4) La “lesa” era la slitta utilizzata per il trasporto del minerale. Su quella utilizzata nel periodo invernale vi si caricavano sacchi per un peso totale di 8/9 quintali, cioè circa 8 some, una soma corrispondeva a 90 Kg. Per fare una soma ci volevano 3  “quarter” ; per ogni quarter caricato si metteva un sassolino nel “criel”, così alla fine si faceva il conto del peso trasportato. Sulle lese estive si caricavano 5/6 quintali. Si incominciava a trainar slitte a 12/13 anni in questo caso erano più corte, ma sempre della stessa larghezza per poter passare nelle canaline che col tempo si formavano nella pietra. Per ogni slitta vi erano pattini di legno e  stagionatura diverse a secondo delle condizioni del terreno, venivano cambiate ogni giorno affinché quelle appena utilizzate potessero asciugarsi.

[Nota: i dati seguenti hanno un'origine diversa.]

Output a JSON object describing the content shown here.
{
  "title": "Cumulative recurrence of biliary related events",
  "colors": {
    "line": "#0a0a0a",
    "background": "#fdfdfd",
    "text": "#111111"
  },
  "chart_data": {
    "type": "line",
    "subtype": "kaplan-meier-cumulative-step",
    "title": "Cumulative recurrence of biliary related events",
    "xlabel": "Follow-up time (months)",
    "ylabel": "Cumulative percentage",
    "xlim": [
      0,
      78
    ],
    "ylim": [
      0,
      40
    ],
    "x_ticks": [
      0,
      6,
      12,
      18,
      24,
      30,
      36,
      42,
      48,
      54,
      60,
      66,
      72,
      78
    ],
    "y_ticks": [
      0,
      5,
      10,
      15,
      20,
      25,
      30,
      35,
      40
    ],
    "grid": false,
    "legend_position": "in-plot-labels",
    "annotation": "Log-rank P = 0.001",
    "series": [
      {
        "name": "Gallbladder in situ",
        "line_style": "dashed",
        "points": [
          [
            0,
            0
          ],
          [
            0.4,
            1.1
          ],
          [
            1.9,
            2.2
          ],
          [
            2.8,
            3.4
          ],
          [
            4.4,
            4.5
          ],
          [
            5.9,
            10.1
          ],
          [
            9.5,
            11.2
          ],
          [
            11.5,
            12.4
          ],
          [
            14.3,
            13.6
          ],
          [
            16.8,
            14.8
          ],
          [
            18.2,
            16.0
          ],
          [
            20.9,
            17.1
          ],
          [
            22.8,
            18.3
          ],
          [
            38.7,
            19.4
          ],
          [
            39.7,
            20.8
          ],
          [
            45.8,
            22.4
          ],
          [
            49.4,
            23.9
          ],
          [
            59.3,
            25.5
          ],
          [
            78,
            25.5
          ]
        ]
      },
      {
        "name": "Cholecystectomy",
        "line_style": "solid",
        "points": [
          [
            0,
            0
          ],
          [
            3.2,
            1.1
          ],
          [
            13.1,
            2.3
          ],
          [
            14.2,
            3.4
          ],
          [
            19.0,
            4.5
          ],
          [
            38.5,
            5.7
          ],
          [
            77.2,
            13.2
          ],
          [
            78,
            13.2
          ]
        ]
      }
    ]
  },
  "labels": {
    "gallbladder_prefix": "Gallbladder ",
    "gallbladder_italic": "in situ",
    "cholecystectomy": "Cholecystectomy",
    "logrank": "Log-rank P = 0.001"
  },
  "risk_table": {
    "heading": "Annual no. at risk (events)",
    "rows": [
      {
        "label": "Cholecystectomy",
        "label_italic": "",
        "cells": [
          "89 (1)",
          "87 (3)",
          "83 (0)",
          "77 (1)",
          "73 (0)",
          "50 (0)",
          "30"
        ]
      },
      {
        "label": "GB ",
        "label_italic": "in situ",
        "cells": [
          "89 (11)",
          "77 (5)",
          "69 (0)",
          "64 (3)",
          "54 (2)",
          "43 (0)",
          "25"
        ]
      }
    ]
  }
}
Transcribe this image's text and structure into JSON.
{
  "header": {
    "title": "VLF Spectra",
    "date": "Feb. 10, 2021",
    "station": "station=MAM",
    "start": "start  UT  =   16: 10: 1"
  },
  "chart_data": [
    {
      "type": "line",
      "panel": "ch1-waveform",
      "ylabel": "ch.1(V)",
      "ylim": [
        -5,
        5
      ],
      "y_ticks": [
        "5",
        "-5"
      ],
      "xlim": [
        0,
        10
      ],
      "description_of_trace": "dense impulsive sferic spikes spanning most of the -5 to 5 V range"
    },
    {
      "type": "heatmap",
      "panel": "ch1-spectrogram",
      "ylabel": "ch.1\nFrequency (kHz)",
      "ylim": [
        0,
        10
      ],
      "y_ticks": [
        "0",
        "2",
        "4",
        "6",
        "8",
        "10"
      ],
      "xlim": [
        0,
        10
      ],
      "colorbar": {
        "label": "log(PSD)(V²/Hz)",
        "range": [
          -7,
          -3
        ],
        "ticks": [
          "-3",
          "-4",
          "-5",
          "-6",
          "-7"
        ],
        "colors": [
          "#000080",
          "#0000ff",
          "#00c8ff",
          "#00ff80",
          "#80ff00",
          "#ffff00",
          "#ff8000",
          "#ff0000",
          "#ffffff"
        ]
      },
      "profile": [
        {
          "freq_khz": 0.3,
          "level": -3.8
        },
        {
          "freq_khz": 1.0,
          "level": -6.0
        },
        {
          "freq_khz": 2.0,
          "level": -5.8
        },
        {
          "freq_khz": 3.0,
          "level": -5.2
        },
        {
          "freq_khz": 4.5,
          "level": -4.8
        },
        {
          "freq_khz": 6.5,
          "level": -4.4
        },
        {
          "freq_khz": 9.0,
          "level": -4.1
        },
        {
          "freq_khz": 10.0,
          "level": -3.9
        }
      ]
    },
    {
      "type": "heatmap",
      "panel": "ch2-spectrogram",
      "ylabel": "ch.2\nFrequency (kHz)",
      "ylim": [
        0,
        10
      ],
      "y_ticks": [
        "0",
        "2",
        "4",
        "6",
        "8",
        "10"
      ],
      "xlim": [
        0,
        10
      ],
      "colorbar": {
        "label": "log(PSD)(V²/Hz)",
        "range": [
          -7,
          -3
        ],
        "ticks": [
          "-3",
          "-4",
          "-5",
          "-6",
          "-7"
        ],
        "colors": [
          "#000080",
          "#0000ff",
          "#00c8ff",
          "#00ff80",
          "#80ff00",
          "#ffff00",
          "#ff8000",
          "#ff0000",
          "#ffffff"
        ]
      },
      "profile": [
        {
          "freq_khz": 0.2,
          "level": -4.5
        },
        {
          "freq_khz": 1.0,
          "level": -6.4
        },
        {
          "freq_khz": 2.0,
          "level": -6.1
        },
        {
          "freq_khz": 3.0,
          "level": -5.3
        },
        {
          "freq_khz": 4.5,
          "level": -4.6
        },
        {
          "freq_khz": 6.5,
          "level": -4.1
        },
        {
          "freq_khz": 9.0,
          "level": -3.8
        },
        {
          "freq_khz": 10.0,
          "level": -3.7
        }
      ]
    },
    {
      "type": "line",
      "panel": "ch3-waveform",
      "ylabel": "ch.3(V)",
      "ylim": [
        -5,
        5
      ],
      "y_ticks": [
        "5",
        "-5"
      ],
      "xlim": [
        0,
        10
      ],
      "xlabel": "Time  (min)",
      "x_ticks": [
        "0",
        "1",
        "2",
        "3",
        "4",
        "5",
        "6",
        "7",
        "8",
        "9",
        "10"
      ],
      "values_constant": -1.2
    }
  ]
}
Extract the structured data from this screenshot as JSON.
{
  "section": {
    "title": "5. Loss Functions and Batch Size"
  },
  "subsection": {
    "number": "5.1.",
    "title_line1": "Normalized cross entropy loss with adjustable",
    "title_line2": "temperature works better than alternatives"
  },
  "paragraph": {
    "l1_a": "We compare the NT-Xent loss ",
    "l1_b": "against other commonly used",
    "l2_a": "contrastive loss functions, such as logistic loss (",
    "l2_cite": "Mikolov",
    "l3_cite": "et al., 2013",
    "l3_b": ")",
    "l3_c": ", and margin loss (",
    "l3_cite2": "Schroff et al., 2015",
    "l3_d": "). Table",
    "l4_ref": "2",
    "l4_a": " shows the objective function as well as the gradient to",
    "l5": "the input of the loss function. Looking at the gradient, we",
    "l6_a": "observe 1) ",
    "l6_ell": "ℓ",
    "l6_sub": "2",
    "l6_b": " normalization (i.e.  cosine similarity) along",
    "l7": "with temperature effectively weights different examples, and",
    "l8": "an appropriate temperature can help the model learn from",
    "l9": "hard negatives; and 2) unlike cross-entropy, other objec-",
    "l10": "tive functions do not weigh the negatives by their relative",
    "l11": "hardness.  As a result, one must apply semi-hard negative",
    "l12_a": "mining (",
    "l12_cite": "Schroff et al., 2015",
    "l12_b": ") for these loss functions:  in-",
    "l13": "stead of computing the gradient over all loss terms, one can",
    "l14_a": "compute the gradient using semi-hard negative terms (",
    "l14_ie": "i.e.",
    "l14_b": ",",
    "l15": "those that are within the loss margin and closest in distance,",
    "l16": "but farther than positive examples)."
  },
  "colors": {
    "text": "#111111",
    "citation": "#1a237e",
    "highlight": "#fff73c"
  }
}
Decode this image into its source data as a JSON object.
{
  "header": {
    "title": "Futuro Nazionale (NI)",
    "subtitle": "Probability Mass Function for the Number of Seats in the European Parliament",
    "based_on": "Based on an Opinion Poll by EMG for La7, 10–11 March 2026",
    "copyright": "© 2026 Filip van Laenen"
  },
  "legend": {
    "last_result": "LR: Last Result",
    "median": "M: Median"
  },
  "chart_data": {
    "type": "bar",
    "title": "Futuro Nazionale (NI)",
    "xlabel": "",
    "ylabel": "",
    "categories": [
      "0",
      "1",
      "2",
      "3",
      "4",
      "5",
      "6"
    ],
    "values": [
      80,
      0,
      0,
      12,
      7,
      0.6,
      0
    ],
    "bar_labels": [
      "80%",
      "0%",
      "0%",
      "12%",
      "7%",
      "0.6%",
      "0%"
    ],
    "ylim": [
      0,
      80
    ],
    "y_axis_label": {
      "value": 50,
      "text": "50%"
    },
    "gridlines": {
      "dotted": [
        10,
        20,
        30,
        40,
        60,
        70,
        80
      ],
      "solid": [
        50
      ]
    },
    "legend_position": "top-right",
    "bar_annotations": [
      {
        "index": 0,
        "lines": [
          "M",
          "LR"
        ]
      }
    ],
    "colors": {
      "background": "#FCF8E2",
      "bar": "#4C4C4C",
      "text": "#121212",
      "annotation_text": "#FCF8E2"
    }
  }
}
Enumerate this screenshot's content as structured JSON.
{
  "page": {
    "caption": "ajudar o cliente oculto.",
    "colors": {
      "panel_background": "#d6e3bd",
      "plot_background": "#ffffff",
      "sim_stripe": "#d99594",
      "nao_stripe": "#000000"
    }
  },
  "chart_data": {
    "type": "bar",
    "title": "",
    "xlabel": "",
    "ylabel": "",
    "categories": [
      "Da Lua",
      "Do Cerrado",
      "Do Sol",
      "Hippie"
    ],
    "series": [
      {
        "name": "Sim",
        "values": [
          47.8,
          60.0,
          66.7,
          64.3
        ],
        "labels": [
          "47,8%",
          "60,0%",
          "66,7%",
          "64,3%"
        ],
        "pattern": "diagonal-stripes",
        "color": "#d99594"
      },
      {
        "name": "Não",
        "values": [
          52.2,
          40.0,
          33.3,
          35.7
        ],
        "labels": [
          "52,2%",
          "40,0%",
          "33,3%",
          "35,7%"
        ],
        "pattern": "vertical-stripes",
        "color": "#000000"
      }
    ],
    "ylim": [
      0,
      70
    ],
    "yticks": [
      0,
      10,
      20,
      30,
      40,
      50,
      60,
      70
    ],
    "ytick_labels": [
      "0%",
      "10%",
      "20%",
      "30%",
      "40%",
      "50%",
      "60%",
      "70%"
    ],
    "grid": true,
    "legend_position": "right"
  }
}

5) Le “reglade” erano forni di torrefazione del minerale, che cuocendosi  perdeva circa il 25% del propio peso.

6) Lo “scuter” era il deposito del minerale presso il forno fusorio.

7) La “manega” era il magazzino predisposto per contenere il carbone utilizzato nel forno fusorio.

8) La “reglada” veniva costruita con pietre sino a formare un grosso cono interrato, alla base vi era una bocca di scarico dalla quale si recuperava il minerale torrefatto.

9) Avvicinandosi a questa miniera noterete sparse sul terreno tante piccole scaglie lucenti, sono  frammenti di ematite estratta dalla miniera stessa. L’ematite è un minerale che contiene ferro sino al 70% .

10) La “gial” è il luogo dove si trasformava la legna in carbone. Nel bosco veniva ricavato un pianoro, utilizzando anche muretti in pietra, si accatastava la legna tagliata opportunamente e poi si ricopriva il tutto con frasche, muschio e terra.. Si formava così  il “poiat” cioè una grossa cupola con un foro al centro nel quale veniva inserita della brace. In tal modo si iniziava la combustione della legna che gradualmente si trasformava in carbone. Alcuni “poiat” cuocevano ininterrottamente per otto o nove giorni, ma ve ne erano di enormi come quelli che producevano  200 quintali di carbone, per i quali si utilizzavano mille quintali di legna e che bruciavano per 20 giorni.

11) La “decaunville” era una ferrovia mineraria.

12) Una parte della galleria attraversa un banco di roccia non produttiva chiamata appunto: lo sterile.

13) La “lignola” è  un “banco” di minerale, ossia uno dei diversi strati di minerale che hanno dato vita all’industria estrattiva di queste zone.

14 Veniva denominata “lungobanco ”  il tratto di galleria che attraversava il giacimento produttivo, cioè il minerale, in questo caso la siderite.

15) Per sfruttare al meglio gli strati di minerale e cercare nuovi giacimenti si scavavano gallerie sovrapposte e a distanze prestabilite, che formavano i varo livelli. Ogni livello era collegato da “fornelli” ossia cunicoli inclinati, che permettevano di scaricare il minerale da livello a livello.

16) Il trasporto del minerale, prima dell’utilizzo dei vagonetti, veniva effettuato dai “purtì”, ragazzi di età compresa tra gli 11 e 15 anni. Questi ragazzi utilizzavano “ol gilè gros” giacca di panno pesante indossata per meglio sopportare il dolore alle spalle durante il trasporto del minerale con una apposita gerla.